My guess is the software did its job at the beginning. But after years of using it, it became clear that it no longer met the business’s needs. They had outgrown their system — and were now working with a tool that no longer served the business they are now, or the one they’re becoming.
The “pause and reflect” moment
This sparked a moment of reflection — not just about this specific software, but about how founders often choose tools that are recommended by their industry or accountant, without looking at the whole picture: how the business is operating, what growth is projected, and what’s actually needed to support that growth.
Because we all know that founders don’t have much time. The doing and client delivery often take priority, leaving the foundational systems behind. It works for a while — even years — but as the business grows, it can become a real bottleneck.
When you’ve been in the thick of it for years — juggling clients, managing delivery, handling admin after hours — it’s easy to keep patching things together “for now.” But every growing business hits a point where it’s worth stopping to ask:
How are we really doing things today?
Is this the way we want to keep doing them?

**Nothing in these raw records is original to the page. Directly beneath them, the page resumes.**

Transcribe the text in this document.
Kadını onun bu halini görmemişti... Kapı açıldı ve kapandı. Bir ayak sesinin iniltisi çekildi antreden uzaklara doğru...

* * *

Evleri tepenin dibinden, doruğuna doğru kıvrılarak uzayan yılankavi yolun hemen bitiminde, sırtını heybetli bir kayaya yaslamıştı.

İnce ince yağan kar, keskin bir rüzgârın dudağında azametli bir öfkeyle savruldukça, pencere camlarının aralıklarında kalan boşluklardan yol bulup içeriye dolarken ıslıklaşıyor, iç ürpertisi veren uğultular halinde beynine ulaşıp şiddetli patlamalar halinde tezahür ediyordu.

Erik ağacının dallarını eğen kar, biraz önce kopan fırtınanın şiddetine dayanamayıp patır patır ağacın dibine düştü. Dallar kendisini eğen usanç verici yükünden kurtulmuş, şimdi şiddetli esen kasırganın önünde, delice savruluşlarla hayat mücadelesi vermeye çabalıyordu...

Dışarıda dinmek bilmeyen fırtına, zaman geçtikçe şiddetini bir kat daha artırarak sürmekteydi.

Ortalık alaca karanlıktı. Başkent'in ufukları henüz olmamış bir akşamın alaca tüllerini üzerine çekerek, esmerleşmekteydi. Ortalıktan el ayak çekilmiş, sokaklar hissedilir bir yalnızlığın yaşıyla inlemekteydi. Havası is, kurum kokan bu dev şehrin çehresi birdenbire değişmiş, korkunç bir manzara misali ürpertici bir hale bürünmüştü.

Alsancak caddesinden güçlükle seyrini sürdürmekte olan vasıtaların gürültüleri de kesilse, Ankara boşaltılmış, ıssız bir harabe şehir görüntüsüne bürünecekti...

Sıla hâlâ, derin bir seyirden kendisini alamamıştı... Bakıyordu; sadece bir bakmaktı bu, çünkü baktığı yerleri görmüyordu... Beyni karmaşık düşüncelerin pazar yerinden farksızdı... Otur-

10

Do our systems and tools support where we want to go next?
That pause — a moment for reflection and strategic thinking — can be powerful. And it can bring clarity, too.
The reality behind “no admin”
This particular business had almost no admin. On paper, that sounds efficient. In practice, it meant things were slipping through the cracks.
Not because the team didn’t care — they simply didn’t know what “good” could look like. The founder had been handling it all: quoting, invoicing, reconciling, managing projects, tracking costs. It worked when things were small, but as the business grew, it started to feel heavy on the founder’s shoulders.
Building your business systems for growth
So before jumping into new tools or systems, I started with a discovery questionnaire — to map out what was really happening across the business.
It’s not just about software. It’s about understanding:
What’s working (and what’s not)?
Where the friction lies?
What kind of visibility the directors actually need to make decisions?
And what tools will grow with the business — not just patch things up for now.
Because choosing the right systems isn’t just a tech decision — it’s a leadership decision. It’s about freeing up the founder to focus on strategy, growth, and the work that moves the needle.
From chaos to clarity
This is the kind of inflection point where founders can take back control — not by doing more, but by doing things better.
If this sounds familiar — if your systems feel pieced together and you’re not getting the visibility or insight you need — maybe it’s time to pause and have a look at how your business is operating, too.
How would it feel to bring some structure, clarity, and calm to your operations so you can get back to leading the business, not running it?